Por supuesto, mi sensación primera fue la de una especie de desconcierto, ya que sentí que ese cuadro colgado en el Louvre, ahora detrás de vidrios antibalas, no era esencialmente correcto. Estaban mal los colores, el tamaño, el brillo, las circunstancias. Se parecía, eso sí, de una manera perversa, al original de la lata.
¡Qué operación intelectual tan complicada tuve que hacer para transformar a esa pintura en el original y a la lata en mero subproducto!
Ya me había pasado antes con el ratón Mickey. No es la primera vez que menciono que cuando yo era chica creía que el ratón Mickey era argentino.
Me pregunto si será de estas experiencias, donde se confundían el original y la copia, de donde surgieron mis temas y preocupaciones en el arte. ¿Será que todo empezó por haber sentido “en carne propia” esa combinación desprolija de tiempos y contextos, de significados y propósitos?

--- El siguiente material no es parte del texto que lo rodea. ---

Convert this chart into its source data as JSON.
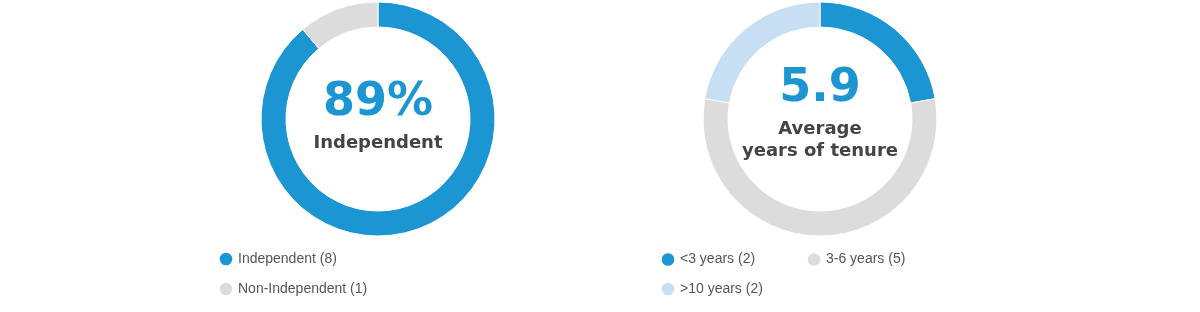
{
  "chart_data": [
    {
      "type": "donut",
      "categories": [
        "Independent (8)",
        "Non-Independent (1)"
      ],
      "values": [
        8,
        1
      ],
      "colors": [
        "#1b96d3",
        "#dcdcdc"
      ],
      "annotations": [
        "89%",
        "Independent"
      ],
      "legend": "bottom"
    },
    {
      "type": "donut",
      "categories": [
        "<3 years (2)",
        "3-6 years (5)",
        ">10 years (2)"
      ],
      "values": [
        2,
        5,
        2
      ],
      "colors": [
        "#1b96d3",
        "#dcdcdc",
        "#c6dff3"
      ],
      "annotations": [
        "5.9",
        "Average years of tenure"
      ],
      "legend": "bottom"
    }
  ]
}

Porque si hacemos el vano ejercicio de tratar de recuperar “el original” nos damos cuenta fácilmente de que es irrecuperable. La gente que día a día, devotamente, se dispone a hacer cola para enfrentarse con la pintura más famosa del mundo, llegado el momento se encuentra frente a un cuadro esencialmente incomprensible.
Uno podría llegar entonces a la conclusión de que el original (el arquetipo), es siempre subjetivo y que mi original de la Gioconda será para siempre definitivamente el de la lata. O quizá... no sea ni el de la lata, ni el cuadro en el Louvre, ni tampoco esa señora que posó una tarde en el estudio de Leonardo.